An oral hearing into the proposed extension of Galway Harbour is taking place today. 

An Bord Pleanála expects the proceedings will take three weeks to complete.

The proposal to extend the harbour was lodged last year.

The project would cost €126 million and involve the reclamation of 24 hectares from the seabed and extensive development to enhance and expand the port.

Among the items included in the application are increased commercial storage, more than 200 new marine berths, a new fishing pier and a rail spur off the Galway-Dublin line.

The extension would be developed on reclaimed lands to south of the existing business park at the harbour.

This is a candidate Special Area of Conservation and a Special Protected Area.

The planned extension is deemed to be a Strategic Infrastructure project and approval for the development rests with An Bord Pleanála.

Outlining the reasons for the application this morning, project director Eamonn Waldron said it would address a severe constraint in terms of access and harbour size.

Mr Waldron said marine leisure, fishing capability, cruise business and industrial use would all increase as a result of the extension.

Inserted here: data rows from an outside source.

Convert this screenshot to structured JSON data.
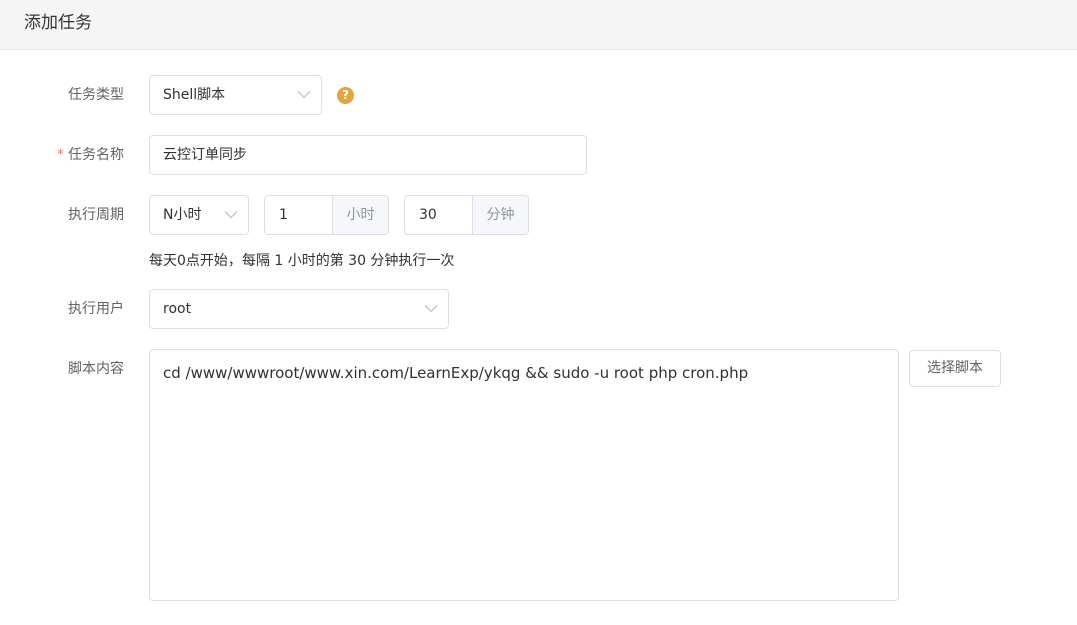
{
  "header": {
    "title": "添加任务"
  },
  "form": {
    "task_type": {
      "label": "任务类型",
      "value": "Shell脚本",
      "help": "?"
    },
    "task_name": {
      "required_mark": "*",
      "label": "任务名称",
      "value": "云控订单同步"
    },
    "cycle": {
      "label": "执行周期",
      "type_value": "N小时",
      "hours_value": "1",
      "hours_unit": "小时",
      "minutes_value": "30",
      "minutes_unit": "分钟",
      "hint": "每天0点开始，每隔 1 小时的第 30 分钟执行一次"
    },
    "user": {
      "label": "执行用户",
      "value": "root"
    },
    "script": {
      "label": "脚本内容",
      "content": "cd /www/wwwroot/www.xin.com/LearnExp/ykqg && sudo -u root php cron.php",
      "select_button": "选择脚本"
    }
  },
  "icons": {
    "dropdown": "chevron-down-icon",
    "help": "question-circle-icon"
  },
  "colors": {
    "help_icon": "#e6a23c",
    "required_mark": "#f56c6c",
    "border": "#dcdfe6",
    "addon_bg": "#f5f7fa"
  }
}
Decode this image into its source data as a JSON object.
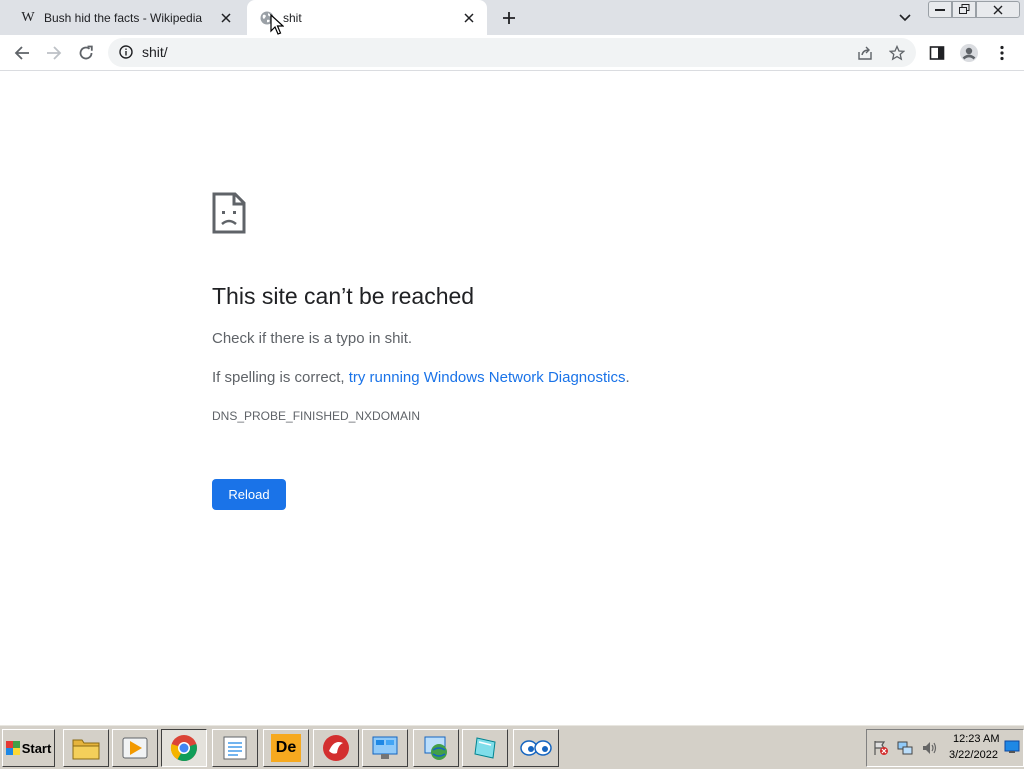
{
  "tabs": [
    {
      "title": "Bush hid the facts - Wikipedia",
      "favicon": "wikipedia-icon",
      "favicon_glyph": "W",
      "active": false
    },
    {
      "title": "shit",
      "favicon": "globe-icon",
      "active": true
    }
  ],
  "address_bar": {
    "url": "shit/"
  },
  "error_page": {
    "heading": "This site can’t be reached",
    "line1": "Check if there is a typo in shit.",
    "line2_prefix": "If spelling is correct, ",
    "line2_link": "try running Windows Network Diagnostics",
    "line2_suffix": ".",
    "error_code": "DNS_PROBE_FINISHED_NXDOMAIN",
    "reload_label": "Reload"
  },
  "taskbar": {
    "start_label": "Start",
    "items": [
      {
        "name": "file-manager-icon"
      },
      {
        "name": "media-player-icon"
      },
      {
        "name": "chrome-icon",
        "active": true
      },
      {
        "name": "notepad-icon"
      },
      {
        "name": "app-de-icon",
        "glyph": "De"
      },
      {
        "name": "red-app-icon"
      },
      {
        "name": "network-app-icon"
      },
      {
        "name": "globe-app-icon"
      },
      {
        "name": "tablet-app-icon"
      },
      {
        "name": "eyes-app-icon"
      }
    ],
    "clock": {
      "time": "12:23 AM",
      "date": "3/22/2022"
    }
  },
  "colors": {
    "accent": "#1a73e8",
    "tab_strip": "#dee1e6",
    "taskbar": "#d4d0c8"
  }
}
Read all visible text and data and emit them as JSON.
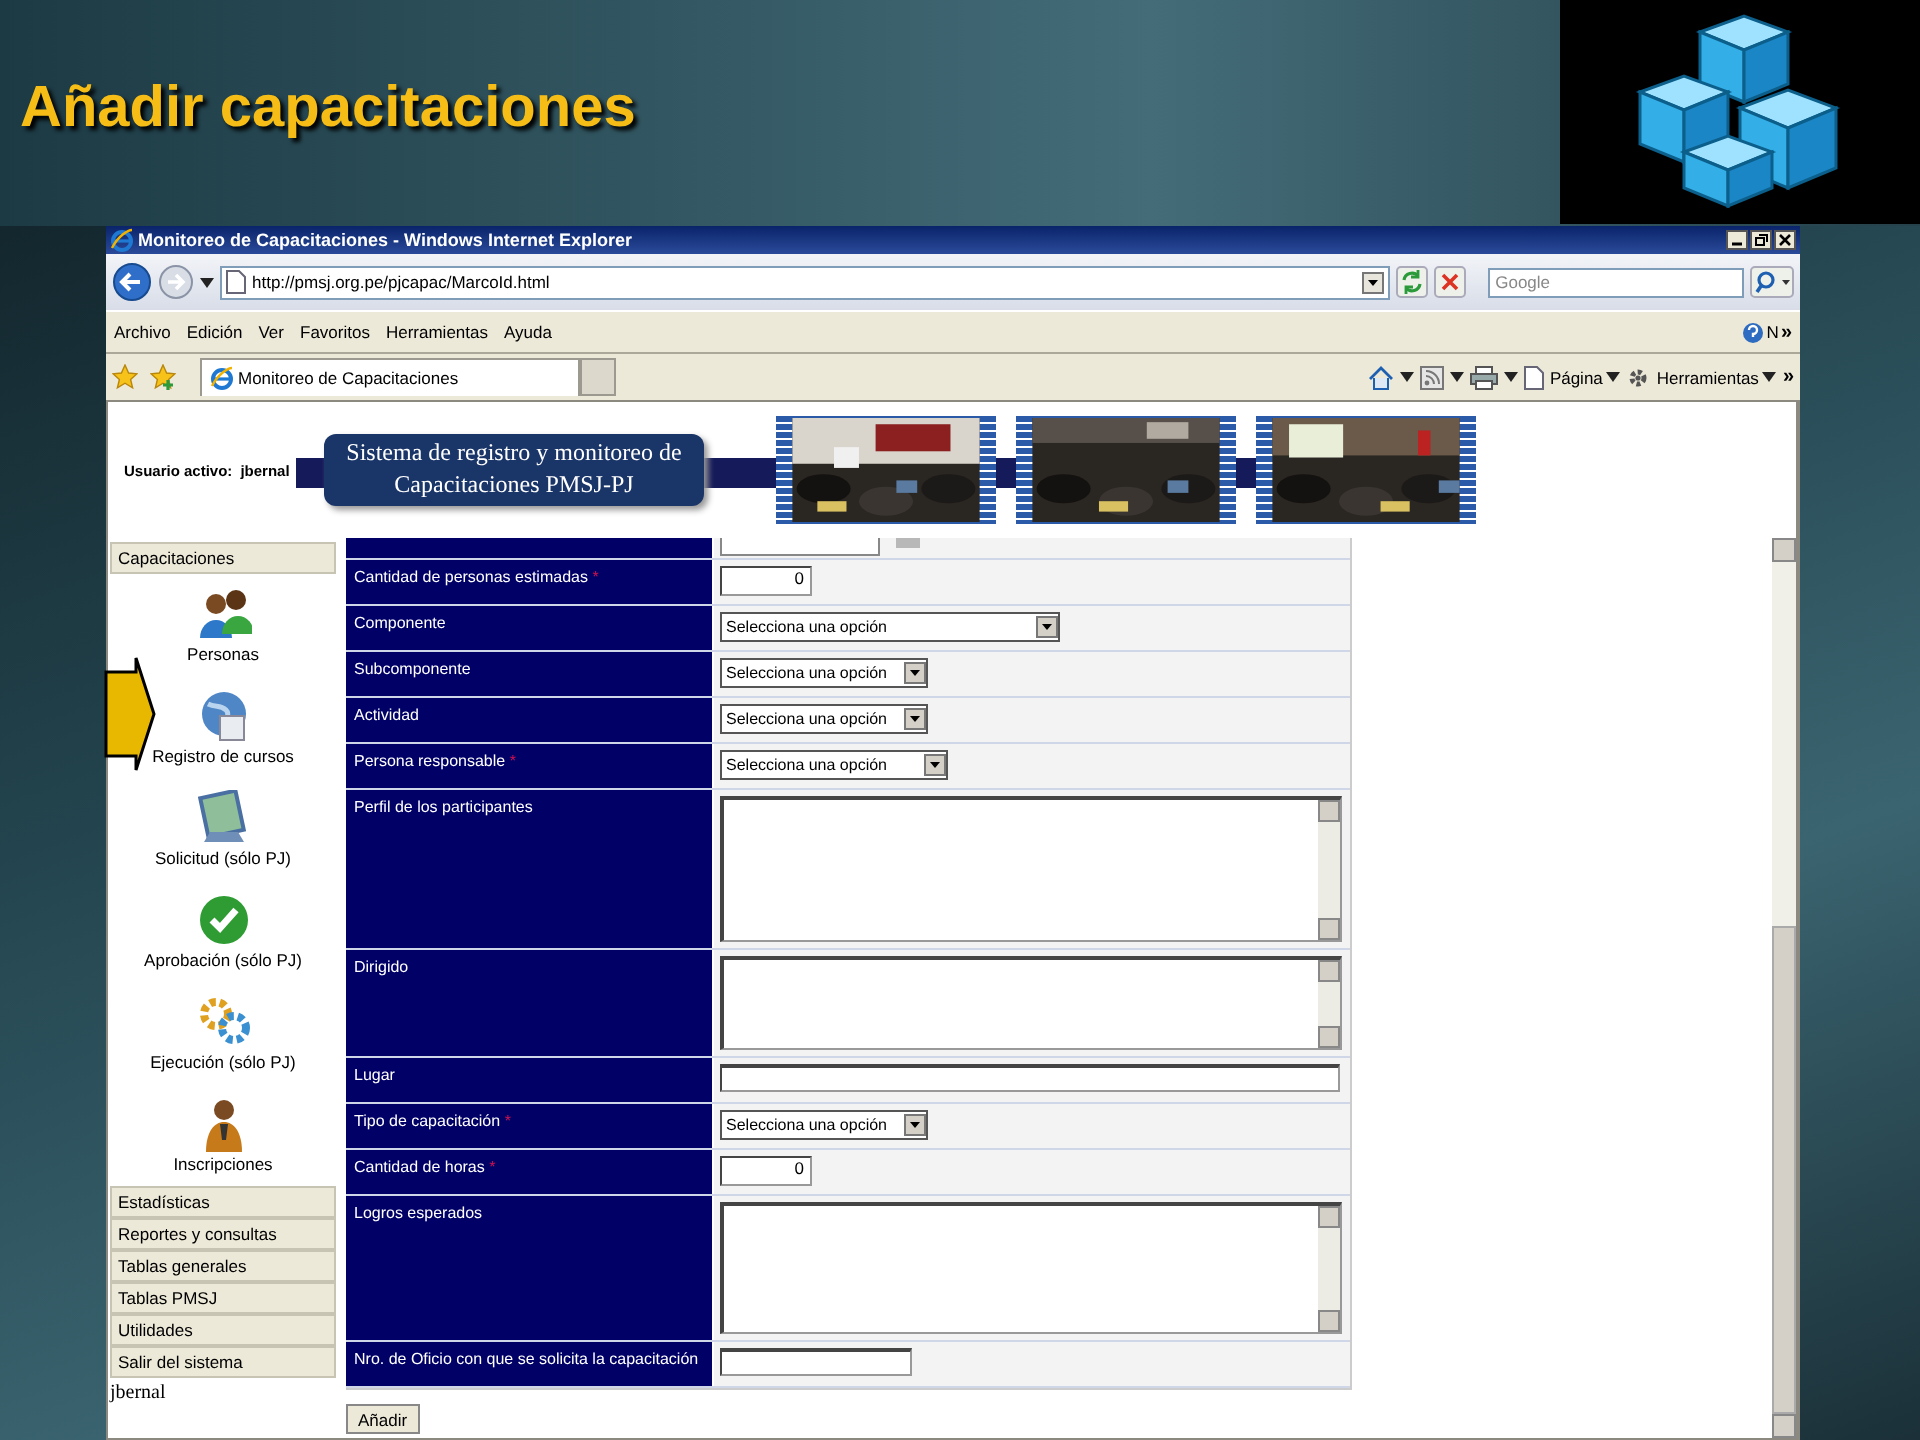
{
  "slide": {
    "title": "Añadir capacitaciones"
  },
  "window": {
    "title": "Monitoreo de Capacitaciones - Windows Internet Explorer"
  },
  "address_bar": {
    "value": "http://pmsj.org.pe/pjcapac/MarcoId.html"
  },
  "search": {
    "placeholder": "Google"
  },
  "menu": [
    "Archivo",
    "Edición",
    "Ver",
    "Favoritos",
    "Herramientas",
    "Ayuda"
  ],
  "menu_right": {
    "label": "N",
    "overflow": "»"
  },
  "tabs": [
    {
      "label": "Monitoreo de Capacitaciones",
      "selected": true
    }
  ],
  "command_bar": {
    "items": [
      "Página",
      "Herramientas"
    ],
    "overflow": "»"
  },
  "banner": {
    "user_label": "Usuario activo:",
    "user": "jbernal",
    "heading": "Sistema de registro y monitoreo de Capacitaciones PMSJ-PJ"
  },
  "sidebar": {
    "header": "Capacitaciones",
    "items": [
      {
        "label": "Personas"
      },
      {
        "label": "Registro de cursos"
      },
      {
        "label": "Solicitud (sólo PJ)"
      },
      {
        "label": "Aprobación (sólo PJ)"
      },
      {
        "label": "Ejecución (sólo PJ)"
      },
      {
        "label": "Inscripciones"
      }
    ],
    "menu": [
      "Estadísticas",
      "Reportes y consultas",
      "Tablas generales",
      "Tablas PMSJ",
      "Utilidades",
      "Salir del sistema"
    ],
    "footer": "jbernal"
  },
  "form": {
    "rows": [
      {
        "kind": "date"
      },
      {
        "label": "Cantidad de personas estimadas",
        "mark": "*",
        "kind": "number",
        "value": "0"
      },
      {
        "label": "Componente",
        "kind": "select",
        "value": "Selecciona una opción"
      },
      {
        "label": "Subcomponente",
        "kind": "select",
        "value": "Selecciona una opción"
      },
      {
        "label": "Actividad",
        "kind": "select",
        "value": "Selecciona una opción"
      },
      {
        "label": "Persona responsable",
        "mark": "*",
        "kind": "select",
        "value": "Selecciona una opción"
      },
      {
        "label": "Perfil de los participantes",
        "kind": "textarea"
      },
      {
        "label": "Dirigido",
        "kind": "textarea"
      },
      {
        "label": "Lugar",
        "kind": "text"
      },
      {
        "label": "Tipo de capacitación",
        "mark": "*",
        "kind": "select",
        "value": "Selecciona una opción"
      },
      {
        "label": "Cantidad de horas",
        "mark": "*",
        "kind": "number",
        "value": "0"
      },
      {
        "label": "Logros esperados",
        "kind": "textarea"
      },
      {
        "label": "Nro. de Oficio con que se solicita la capacitación",
        "kind": "text"
      }
    ],
    "submit": "Añadir"
  }
}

He said this would greatly enhance the economic growth of the region.

The hearing heard that access for marine vessels is badly constrained at present.

Navigation is complicated by the flow of the River Corrib.

The inner harbour area is controlled by dock gates that can only be open for four hours every 24 hours, severely limiting the potential of the harbour.

The first stage of the proceedings will examine the ecology and hydrology elements of the development.

More than 130 submissions have been made by prescribed bodies and members of the public during the consultation process leading to the hearing.

The hearing also heard that the development would not cause an increased risk of flooding in the city. 

Engineering Hydrologist Anthony Cawley has been working on the project for the Galway Harbour Company for the past four years.

He outlined the findings from his review of the proposed developments, with a particular reference to water quality and flood risk.

Mr Cawley told the hearing that he carried out a detailed examination of the possible impacts the extension would have on coastal processes in Galway Bay.

On the issue of flood risk, he examined looked at the potential impact on the Claddagh, Southpark, Renmore, Salthill and docks areas.

Mr Cawley said his simulations, taking into account possible wind strength, river flow, tides and storm surges, did not reveal any perceptible impact of coastal flooding due to the harbour development.

Similarly, he contended that bathing water quality would not be detrimentally impacted.

Mr Cawley said the coastal perimeters of Galway city were all vulnerable to flooding, regardless of any developments.

He told the hearing that the harbour extension plan had been designed to meet flood risk standards and would not result in coastal erosion of vulnerable areas in Galway Bay.